Well, one is slightly less likely to be absurdly hypertensive after bypass surgery, in comparison to being hypotensive. However, it i possible to have increased afterload while having low systemic arterial blood pressure. Increased afterload is not desirable. GTN, sodium nitroprusside and milrinone all contribute to systemic arterial vasodilation, which in turn decreases myocardial workload and oxygen consumption.
- Decrease RV and LV afterload with milrinone or levosimendan (pulmonary and systemic vasodilation). Aortic pressure, if it is too high, will increase myocardial oxygen demand, and will decrease the ejection fraction, thus decreasing the cardiac output. Thus, one may consider using vasodilators to reduce afterload.
- IABP may be indicated to decrease myocardial workload with especially if there is evidence of ischaemia with inotrope use.
- Increase the diastolic arterial blood pressure with vasopressors. By increasing the diastolic blood pressure, one tends to improve the diastolic filling of coronary arteries. Unfortunately, vasopressors tend to be counterproductive for this task, as increasing the systolic pressure also increases afterload. The main contribution of vasopressors is actually in causing venoconstriction, thus increasing the preload, and improving left ventricular filling. Apart from the IABP, there is no specific agent which acts specifically on the diastolic pressure.
It would seem, in fact, that vasopressin may be better.

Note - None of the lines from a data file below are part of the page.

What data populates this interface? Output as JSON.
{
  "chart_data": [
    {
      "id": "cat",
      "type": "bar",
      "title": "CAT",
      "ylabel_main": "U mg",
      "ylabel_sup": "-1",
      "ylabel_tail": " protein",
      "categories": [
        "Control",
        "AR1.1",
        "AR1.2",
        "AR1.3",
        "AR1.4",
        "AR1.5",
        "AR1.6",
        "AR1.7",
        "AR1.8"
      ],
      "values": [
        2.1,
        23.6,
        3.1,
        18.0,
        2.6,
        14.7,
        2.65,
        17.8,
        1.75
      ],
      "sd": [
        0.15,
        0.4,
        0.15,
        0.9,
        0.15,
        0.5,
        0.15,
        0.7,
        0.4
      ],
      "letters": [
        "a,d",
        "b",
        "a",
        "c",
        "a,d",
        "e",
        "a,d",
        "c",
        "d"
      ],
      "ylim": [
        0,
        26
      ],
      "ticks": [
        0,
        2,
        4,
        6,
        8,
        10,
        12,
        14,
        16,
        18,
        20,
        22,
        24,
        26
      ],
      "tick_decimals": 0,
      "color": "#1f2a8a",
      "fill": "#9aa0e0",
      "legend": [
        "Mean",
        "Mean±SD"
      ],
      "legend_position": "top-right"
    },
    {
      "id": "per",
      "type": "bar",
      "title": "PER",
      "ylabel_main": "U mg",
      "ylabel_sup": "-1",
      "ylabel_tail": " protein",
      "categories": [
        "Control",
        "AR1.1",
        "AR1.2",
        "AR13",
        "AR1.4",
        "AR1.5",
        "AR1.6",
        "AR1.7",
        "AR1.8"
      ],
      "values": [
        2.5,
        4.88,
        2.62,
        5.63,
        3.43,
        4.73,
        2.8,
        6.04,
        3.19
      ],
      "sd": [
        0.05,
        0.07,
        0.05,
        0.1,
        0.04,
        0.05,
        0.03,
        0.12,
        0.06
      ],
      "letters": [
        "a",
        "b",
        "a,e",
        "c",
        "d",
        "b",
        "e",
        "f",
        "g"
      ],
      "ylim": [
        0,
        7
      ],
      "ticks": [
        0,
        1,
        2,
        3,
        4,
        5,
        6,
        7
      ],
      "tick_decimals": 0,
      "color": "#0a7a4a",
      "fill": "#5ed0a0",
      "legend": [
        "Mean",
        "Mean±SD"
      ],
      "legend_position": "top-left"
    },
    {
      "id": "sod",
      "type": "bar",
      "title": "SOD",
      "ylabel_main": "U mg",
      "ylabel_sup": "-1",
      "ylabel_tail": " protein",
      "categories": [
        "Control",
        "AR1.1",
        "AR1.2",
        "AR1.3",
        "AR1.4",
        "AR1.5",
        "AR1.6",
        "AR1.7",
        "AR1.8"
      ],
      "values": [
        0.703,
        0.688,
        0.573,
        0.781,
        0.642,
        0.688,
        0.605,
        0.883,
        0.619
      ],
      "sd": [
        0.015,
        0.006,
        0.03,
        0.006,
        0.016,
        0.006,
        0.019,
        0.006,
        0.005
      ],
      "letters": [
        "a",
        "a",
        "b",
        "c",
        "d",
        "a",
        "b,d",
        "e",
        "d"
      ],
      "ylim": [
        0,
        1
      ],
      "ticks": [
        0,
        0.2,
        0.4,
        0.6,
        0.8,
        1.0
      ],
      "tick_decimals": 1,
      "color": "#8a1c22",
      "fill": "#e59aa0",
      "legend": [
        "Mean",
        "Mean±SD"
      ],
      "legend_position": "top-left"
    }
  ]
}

- Uncontrollable vasoplegia with adequate cardiac output
- Noradrenaline is the first choice; vasopressin may be added as a noradrenaline-sparing agent.
- Consider methylene blue as a third agent in cases of refractory vasoplegia.
- Angiotensin may also be available.
Sedation, analgesia, paralysis:
- Sedate and paralyse patient to decrease whole-body oxygen demand.
Electrolyte and environment optimisation:
- Re-warm patient
Haematology: blood transfusion and correction of coagulopathy
- Keep the haemoglobin around 80. It seems to be the ideal value.
- Too little haemoglobin may result in tissue hypoxia, especially given that the cardiac output is fluctuating.
- Too much haemoglobin adds to the myocardial workload by increasing the mass of the blood which may end up being counterproductive.